Color scheme from the seventies: mustard yellow, avocado green, shit brown. The sagging double mattress was draped with a threadbare comforter printed with yellow, green, and brown flowers. Lucite side tables. Boxy console TV with a faded silk flower arrangement on top. The carpet was yellow, and shag, and stained in too many places to mention. Mercy took a deep breath and pulled the dark scent of mildew down into his lungs.
He turned as Colin shut the door. “There a reason you had to do the whole cliché dive motel thing?”
/> Colin shrugged and sat down on the foot of the bed. The mattress groaned. “It’s cheap.”
“You hurting for money?”
They hadn’t moved beyond the living room beatdown, but they were both, through unspoken agreement, going to put it on the back burner for the moment.
Colin shrugged again. “I’m between jobs. I’ll find something else. It’s not me I’m worried about.” His voice hardened, eyes lifting to Mercy.
Shit.
“Evie’s having a rough time of it?”
“She’s flat broke.”
The news landed heavy as a bag of sand across his shoulders. “Damn.” He dropped into the stiff-backed chair closest to the door. “They didn’t have anything stashed away in savings?”
“Nah. Mom was all about enjoying what they could while they had it.”
And now she had nothing.
Mercy massaged the sore knuckles of his right hand. Guilt made the soreness worse.
“And it’s my fault she’s in bad shape,” he said, and Colin didn’t argue.
Ava’s words from two days before came back to him. After he’d taken her up against the bathroom wall, and then taken her more thoroughly, in their bed. “If you can’t make peace with him, you can at least say you wish Larry wasn’t dead, because you do wish that.”
He sighed. She was right. Wasn’t she always? So much for his age giving him an advantage in the wisdom department.

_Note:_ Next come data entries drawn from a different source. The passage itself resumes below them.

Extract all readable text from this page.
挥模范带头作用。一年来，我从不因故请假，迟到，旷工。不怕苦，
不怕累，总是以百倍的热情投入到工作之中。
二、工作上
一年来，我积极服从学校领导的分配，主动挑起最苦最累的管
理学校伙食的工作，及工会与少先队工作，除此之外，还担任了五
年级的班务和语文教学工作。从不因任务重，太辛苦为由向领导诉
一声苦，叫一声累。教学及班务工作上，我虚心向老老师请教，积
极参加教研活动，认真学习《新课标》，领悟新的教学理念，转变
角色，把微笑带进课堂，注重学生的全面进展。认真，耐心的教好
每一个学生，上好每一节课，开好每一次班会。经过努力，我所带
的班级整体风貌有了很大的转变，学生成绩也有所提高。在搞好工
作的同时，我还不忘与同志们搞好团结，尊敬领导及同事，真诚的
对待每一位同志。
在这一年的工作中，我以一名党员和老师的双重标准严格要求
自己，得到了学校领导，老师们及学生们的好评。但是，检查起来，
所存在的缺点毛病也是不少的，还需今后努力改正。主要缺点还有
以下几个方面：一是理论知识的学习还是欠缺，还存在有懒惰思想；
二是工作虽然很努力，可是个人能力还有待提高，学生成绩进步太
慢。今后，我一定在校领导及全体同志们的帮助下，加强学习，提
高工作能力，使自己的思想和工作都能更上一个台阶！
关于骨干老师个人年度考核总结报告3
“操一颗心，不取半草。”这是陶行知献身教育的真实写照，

“I never shoulda called them.”
“Why did you?”
“Because…” It was easier than he wanted it to be to go back to that headspace. The grating anxiety, the obsessive need to keep his fillette safe. “Because I needed friends,” was the only way he knew how to say it. “And I didn’t trust anyone the way I trusted Larry and Evie.”
Colin stared at him.
“I asked them to check and see if Saints Hollow was occupied,” he continued. “And they were the ones who offered to stock the fridge and make up the bed. They went above and beyond – as always.” He swallowed hard. “And then they sold us out. And when it came down to turning myself over, letting Ava fall into enemy hands – I made the only choice I could. It was a shit choice, but so were all the others. We weren’t all going to make it out of that swamp alive. I had to pick who walked away whole – and I picked my woman, and I picked myself, so I could get her home safe. Hate me for it if you want – you’re entitled to it. But all I did was pick. You would have had to, if it’d been you.”